Acknowledging and discussing the emotion generated in clinicians by patient encounters.
Recognising that remote consultations may not always generate the same level of connection as in-person consultations and offering patients a choice of which to book, regardless of their presenting symptom.
Devolving the management of performance targets to administrative teams and away from clinicians where possible.
Changing the way we assess our performance so that it is measured on connection and emotional engagement as well as on clinical competence. Such measures have already been developed and we can choose to use them.9
Considering this on a macro-level with reference to health policy, the following are examples of changes that are aligned with a hermeneutic approach:
reducing and rationalising the number of targets that practices are given, taking into account the time required to implement them, the reality of overmedicalisation, and the limited absolute benefit of many biomedical interventions;
rethinking and augmenting mandatory training, recognising the difference between information transfer and creation of meaning; and
forging closer links with community organisations, thinking about health in its wider context, and actively promoting health creation by taking an assets-based approach.10
However, even these actions by themselves are not enough.
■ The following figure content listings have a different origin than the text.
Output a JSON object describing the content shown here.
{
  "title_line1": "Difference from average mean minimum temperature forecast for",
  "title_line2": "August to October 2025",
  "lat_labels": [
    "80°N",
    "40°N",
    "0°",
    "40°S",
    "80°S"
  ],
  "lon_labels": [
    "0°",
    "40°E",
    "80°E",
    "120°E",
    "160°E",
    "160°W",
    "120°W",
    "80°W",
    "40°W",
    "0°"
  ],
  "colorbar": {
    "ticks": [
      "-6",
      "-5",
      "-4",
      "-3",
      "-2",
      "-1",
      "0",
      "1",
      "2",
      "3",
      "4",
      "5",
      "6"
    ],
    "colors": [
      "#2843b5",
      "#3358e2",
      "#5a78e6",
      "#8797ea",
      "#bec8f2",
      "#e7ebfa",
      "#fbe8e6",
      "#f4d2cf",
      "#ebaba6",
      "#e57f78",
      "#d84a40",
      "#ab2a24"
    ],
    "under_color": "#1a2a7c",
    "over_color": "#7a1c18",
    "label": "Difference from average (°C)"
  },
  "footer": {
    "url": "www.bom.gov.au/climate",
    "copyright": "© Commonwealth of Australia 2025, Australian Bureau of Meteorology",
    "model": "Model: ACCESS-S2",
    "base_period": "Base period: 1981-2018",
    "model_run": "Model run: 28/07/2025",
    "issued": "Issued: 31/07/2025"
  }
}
Doctors and other health professionals must have the courage to pursue a radically different relationship with government, media, and the establishment as a whole: one that calls out injustice, whether it is the insidious process of defunding, privatisation, asset-stripping, and profit-seeking in the NHS; or the inhumane treatment of asylum seekers in detention centres; or economic policies that deepen social inequality and therefore drive unequal health outcomes. We would like to see all our professional institutions, including the Royal College of General Practitioners and the British Medical Association mount active, vehement protest against such policies. The price of staying silent is too high.
TOWARDS A MORAL ERA
Don Berwick described three eras of medicine.11 The first was the era of the doctor as a figure of unchallenged authority. The second is the one we find ourselves in now in general practice, where regulation, output, and measurement dictate our actions. What we must do is move into the third era he describes — a moral era. We can do this by promoting relational care that is embedded within our local communities and by mounting resistance to health policies that have the effect of destroying meaning, instead engendering cruelty, blur, and fragmentation.12
Working within the hermeneutic window entails making values and roles explicit. This moral dimension has the potential to improve the quality of care provided to patients as well as stemming the exodus of professionals from general practice, by reinforcing the sense of vocation that drew students to study medicine in the first place. By finding and creating meaning, both doctors and patients can locate a sense of purpose and hope. This involves challenging injustice, both on a local and systemic level.